Todos llevamos a un padrino paleolítico dentro. Un digno representante del pleistoceno. Del paleolítico inferior, medio o superior, en eso no tendría que haber diferencias. Un auriñaciense, un magdaleniense, un aziliense, nos es igual la marca o franquicia concreta. Todos nos convertimos, a la que caen cuatro gotas, no hace viento y hace un poco de sol, en unos perfectos cazadores–recolectores. Más recolectores que cazadores, todo se tiene que decir. Aquella debió ser una época difícil, porque alguien tuvo que ser el primero a probar una harinera borda y comprobar, en carne propia, que era venenosa y que habría sido mejor dejarla estar allí donde estaba, porque las setas son criaturas misteriosas, de una mayúscula biología.

Pero suponemos que hemos adquirido, a base de aplicar el método de prueba-error, el conocimiento necesario, la experiencia mínima para no intoxicarnos. Salimos, pues, a fuera donde tenemos el campamento, nos ponemos la capa de piel de conejo, levantamos la cabeza, olemos el aire y decimos, mientras aplastamos un piojo con los dedos: «ojo, huele a níscalos». Nos sentimos depositarios de una ciencia arcana, sacerdotes iniciados en un culto de raíces remotas. Obviamos que, sobre todo desde aquellos nefastos episodios televisivos de Caçadors de bolets, la ancestral microfila catalana llegó a unos puntos insostenibles. Fue de un pelo que, por cada níscalo disponible bajo un pino encarnado, había una docena de espectadores dispuestos a cortarte el cuello antes para poder capturarlo y volver a casa con el trofeo. Ahora quizás se ha moderado aquel acceso de fiebre o, cuando menos, hacemos ver que no la sufrimos.

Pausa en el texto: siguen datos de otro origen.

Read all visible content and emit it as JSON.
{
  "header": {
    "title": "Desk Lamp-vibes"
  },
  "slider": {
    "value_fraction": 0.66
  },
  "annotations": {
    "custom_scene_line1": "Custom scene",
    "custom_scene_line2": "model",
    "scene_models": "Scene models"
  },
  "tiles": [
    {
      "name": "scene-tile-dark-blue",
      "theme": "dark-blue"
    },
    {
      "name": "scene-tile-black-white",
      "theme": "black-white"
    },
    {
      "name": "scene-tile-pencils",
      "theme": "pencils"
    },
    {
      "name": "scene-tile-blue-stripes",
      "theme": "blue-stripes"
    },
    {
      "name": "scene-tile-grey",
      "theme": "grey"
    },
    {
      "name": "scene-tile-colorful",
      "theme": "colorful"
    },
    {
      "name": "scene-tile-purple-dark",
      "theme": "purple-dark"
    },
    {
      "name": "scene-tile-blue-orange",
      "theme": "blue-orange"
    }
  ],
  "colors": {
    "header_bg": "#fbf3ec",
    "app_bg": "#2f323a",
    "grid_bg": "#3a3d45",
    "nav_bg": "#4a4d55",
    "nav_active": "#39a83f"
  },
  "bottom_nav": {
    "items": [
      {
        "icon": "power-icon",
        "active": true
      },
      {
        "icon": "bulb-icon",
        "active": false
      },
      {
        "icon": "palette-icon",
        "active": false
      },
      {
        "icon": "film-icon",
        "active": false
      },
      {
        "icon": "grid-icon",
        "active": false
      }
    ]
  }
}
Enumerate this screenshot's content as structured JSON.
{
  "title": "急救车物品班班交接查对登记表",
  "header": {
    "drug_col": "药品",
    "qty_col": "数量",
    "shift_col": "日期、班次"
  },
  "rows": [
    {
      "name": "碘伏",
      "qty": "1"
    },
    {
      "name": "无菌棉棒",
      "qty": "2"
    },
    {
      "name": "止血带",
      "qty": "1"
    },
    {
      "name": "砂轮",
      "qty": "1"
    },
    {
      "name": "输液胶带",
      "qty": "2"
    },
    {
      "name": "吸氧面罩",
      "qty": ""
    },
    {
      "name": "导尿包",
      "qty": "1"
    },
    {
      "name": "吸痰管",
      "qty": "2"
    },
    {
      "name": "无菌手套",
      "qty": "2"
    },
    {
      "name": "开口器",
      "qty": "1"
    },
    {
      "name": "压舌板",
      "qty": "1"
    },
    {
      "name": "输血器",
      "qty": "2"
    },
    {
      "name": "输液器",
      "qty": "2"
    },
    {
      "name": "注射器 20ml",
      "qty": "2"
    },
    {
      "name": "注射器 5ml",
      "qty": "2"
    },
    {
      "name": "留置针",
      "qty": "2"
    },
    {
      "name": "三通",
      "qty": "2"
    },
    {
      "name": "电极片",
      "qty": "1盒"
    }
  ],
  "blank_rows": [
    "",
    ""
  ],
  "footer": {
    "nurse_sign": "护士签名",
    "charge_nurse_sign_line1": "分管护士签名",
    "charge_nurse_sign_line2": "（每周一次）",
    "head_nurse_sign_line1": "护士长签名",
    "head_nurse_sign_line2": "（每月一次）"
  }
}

Un manojo de variedades de setas / Foto: A.V. y M.F.

Todo eso para justificar el pensamiento de que los montañeros que pasan los doce meses del año en la montaña son los únicos con derecho a buscar setas. O como dicen los gerundenses, ir a (a)cazarlos. Los únicos, quizás no, pero sí que estamos convencidos de que nuestro interés es más legítimo, una preeminencia, un privilegio como lo que otorgaban en los monasterios los reyes carolingios. Sobre todo porque nos pensamos que conocemos mejor que nadie los recovecos donde crecen, guardamos celosamente el plano —como si fuéramos Long John Silver- con el emplazamiento del perrechico familiar. También, además, porque nos recreamos en el uso de la terminología local.

Foto: A.V. y M.F.

Armados, pues, con esta panoplia de sólidos argumentos, finalmente vamos al bosque. Todos los astros se han alineado. Se tiene que ir con el corazón lleno de esperanza, pero también con la conciencia zen que no pasa nada si alguna vez vuelves con la cesta vacía. Y realmente este año no hay setas. Todos pequeños, malos o golpeados. Bien, alguno sí que hay, pero no muchos. Cuatro níscalos clásicos («orejas de señorita impregnadas de pinaza», como decía Josep Pla). Patas de perdiz, alguna vid rechoncha, rebozuelos de un amarillo brillante. Patas de perdiz. Y, si nunca salieran muchos, también diríamos que no se hacen, con la vana esperanza de que nuestra afirmación serviría para disuadir a alguien, que se lo pensaría dos veces a la hora de ponerse las chirucas.

Setas en el Pirineo catalán / Foto: A.V. y M.F.

Es triste tener que reconocerlo, pero el espíritu del buscador de setas es egoísta, insolidario, un poco tacaño. No nos hace mejores personas. Nos pierde la ambición. Miramos de reojo la cesta de la competencia, a ver si lleva más o menos que nosotros. Tenemos marcado el límite nada avaricioso de la comida —medida consistente en coger solo los que son estrictamente necesarios para el consumo familiar inmediato— y, a la hora de la verdad, nos volvemos unos monstruos, unos acaparadores. Llenaríamos cestas y más cestas, los venderíamos a marchantes instalados a la palanca de la Seu y, con lo que nos habríamos sacado, compraríamos calcetines de lana y jerséis en la feria de Sant Ermengol para pasar el invierno calentitos. Ay, si dependiera de nosotros: los recogeríamos todos y no dejaríamos ni a uno de muestra para nuestro querido Marc Casabosch, que debe ser el número uno del gremio. No tenemos que admitir nunca el fracaso. Cestas vacías. Pero habremos hecho, y gratis, un buen baño de bosque. Y eso sí que no te lo sacará nadie.